Olocausto di Luca Imperiale, I Quaderni del Bardo Edizioni, 2024

Redazione

 

“Un bel giorno – i giorni sono belli – mi sono svegliato dove non c’erano le mie finestre né i miei quadri, non c’era il crocifisso, il letto era un altro letto: non era un letto ma uno spazio simile ad una bara, uno spazio tra un legno sotto i piedi e l’altro legno sulla testa. Mi accorsi dopo pochi minuti che ero in compagnia di tanti fiati e nessun fiato riconosceva il suo proprio fiato e neppure il suo letto. Avevo un pigiama che non è mai stato mio, una magrezza che non è mai stata mia, un tatuaggio che non è mai stato mio – il mio corpo era il corpo degli altri che c’erano. Il prete recitava il rosario tutte le sere, il rabbino recitava le sue preghiere tutte le sere – insieme abbracciavano i cuori e le profonde ferite di noialtri. Seppi che era un prete, seppi che era un rabbino… lo seppi quando non tornarono mai più.” (Luca Imperiale)

 

“Partono i treni, trasportano bestie – così rispondono i vampiri

a chi chiede loro chi c’è in quei vagoni.

Partono i treni,

i mugugni si fanno strada – esiste la favola del binario, della stazione

dove ci si arriva per cenare insieme

se nella casa di legno c’è spazio per tutti…

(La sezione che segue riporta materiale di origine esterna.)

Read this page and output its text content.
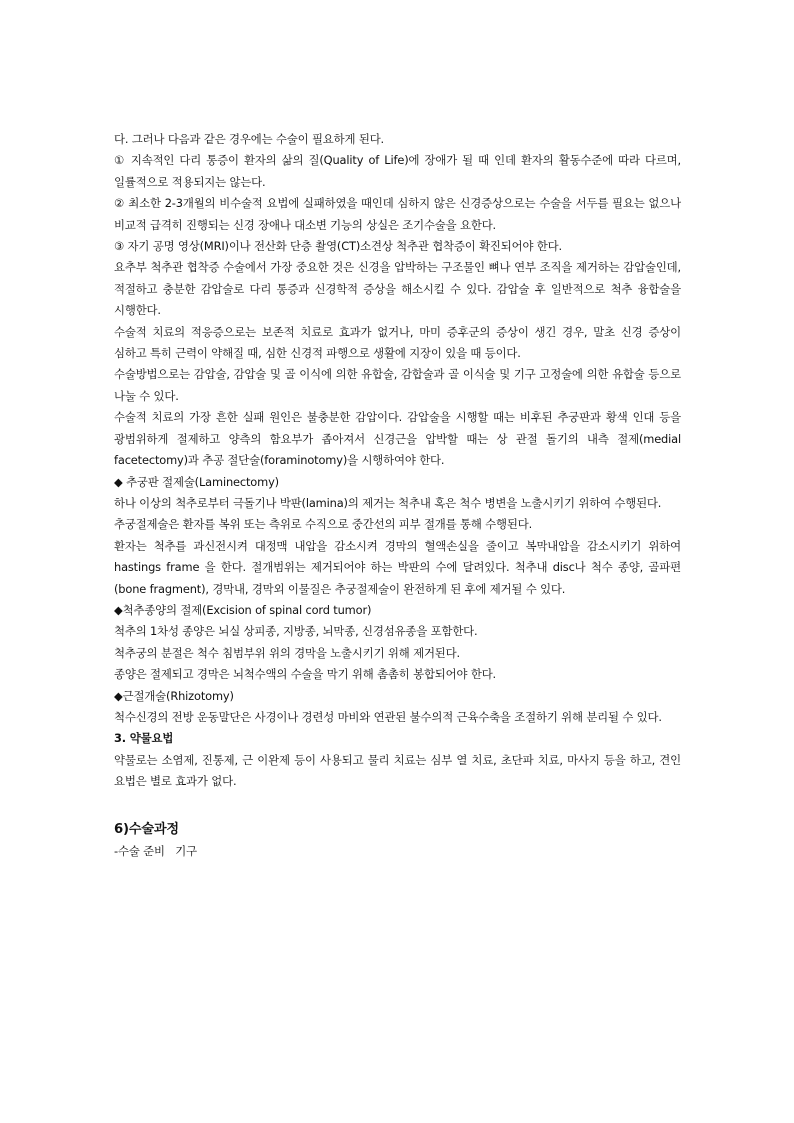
다. 그러나 다음과 같은 경우에는 수술이 필요하게 된다.

① 지속적인 다리 통증이 환자의 삶의 질(Quality of Life)에 장애가 될 때 인데 환자의 활동수준에 따라 다르며, 일률적으로 적용되지는 않는다.

② 최소한 2-3개월의 비수술적 요법에 실패하였을 때인데 심하지 않은 신경증상으로는 수술을 서두를 필요는 없으나 비교적 급격히 진행되는 신경 장애나 대소변 기능의 상실은 조기수술을 요한다.

③ 자기 공명 영상(MRI)이나 전산화 단층 촬영(CT)소견상 척추관 협착증이 확진되어야 한다.

요추부 척추관 협착증 수술에서 가장 중요한 것은 신경을 압박하는 구조물인 뼈나 연부 조직을 제거하는 감압술인데, 적절하고 충분한 감압술로 다리 통증과 신경학적 증상을 해소시킬 수 있다. 감압술 후 일반적으로 척추 융합술을 시행한다.

수술적 치료의 적응증으로는 보존적 치료로 효과가 없거나, 마미 증후군의 증상이 생긴 경우, 말초 신경 증상이 심하고 특히 근력이 약해질 때, 심한 신경적 파행으로 생활에 지장이 있을 때 등이다.

수술방법으로는 감압술, 감압술 및 골 이식에 의한 유합술, 감합술과 골 이식술 및 기구 고정술에 의한 유합술 등으로 나눌 수 있다.

수술적 치료의 가장 흔한 실패 원인은 불충분한 감압이다. 감압술을 시행할 때는 비후된 추궁판과 황색 인대 등을 광범위하게 절제하고 양측의 함요부가 좁아져서 신경근을 압박할 때는 상 관절 돌기의 내측 절제(medial facetectomy)과 추공 절단술(foraminotomy)을 시행하여야 한다.

◆ 추궁판 절제술(Laminectomy)

하나 이상의 척추로부터 극돌기나 박판(lamina)의 제거는 척추내 혹은 척수 병변을 노출시키기 위하여 수행된다.

추궁절제술은 환자를 복위 또는 측위로 수직으로 중간선의 피부 절개를 통해 수행된다.

환자는 척추를 과신전시켜 대정맥 내압을 감소시켜 경막의 혈액손실을 줄이고 복막내압을 감소시키기 위하여 hastings frame 을 한다. 절개범위는 제거되어야 하는 박판의 수에 달려있다. 척추내 disc나 척수 종양, 골파편(bone fragment), 경막내, 경막외 이물질은 추궁절제술이 완전하게 된 후에 제거될 수 있다.

◆척추종양의 절제(Excision of spinal cord tumor)

척추의 1차성 종양은 뇌실 상피종, 지방종, 뇌막종, 신경섬유종을 포함한다.

척추궁의 분절은 척수 침범부위 위의 경막을 노출시키기 위해 제거된다.

종양은 절제되고 경막은 뇌척수액의 수술을 막기 위해 촘촘히 봉합되어야 한다.

◆근절개술(Rhizotomy)

척수신경의 전방 운동말단은 사경이나 경련성 마비와 연관된 불수의적 근육수축을 조절하기 위해 분리될 수 있다.

3. 약물요법

약물로는 소염제, 진통제, 근 이완제 등이 사용되고 물리 치료는 심부 열 치료, 초단파 치료, 마사지 등을 하고, 견인 요법은 별로 효과가 없다.

6)수술과정

-수술 준비   기구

e ci si fissa a vicenda, poi qualcuno scompare

 

Un racconto in versi che ci accompagna nell’incubo. L’autore scandisce in prima persona il viaggio atto dopo atto verso l’Olocausto; come in una mimesi, s’incarna in ciò che non ha conosciuto; ciò nonostante si fa testimone e interprete del dolore, della rassegnazione e della speranza.

I pensieri s’addensano e il lettore, anche lui, è chiamato all’atto della presenza, della condivisione come a partecipare a una preghiera.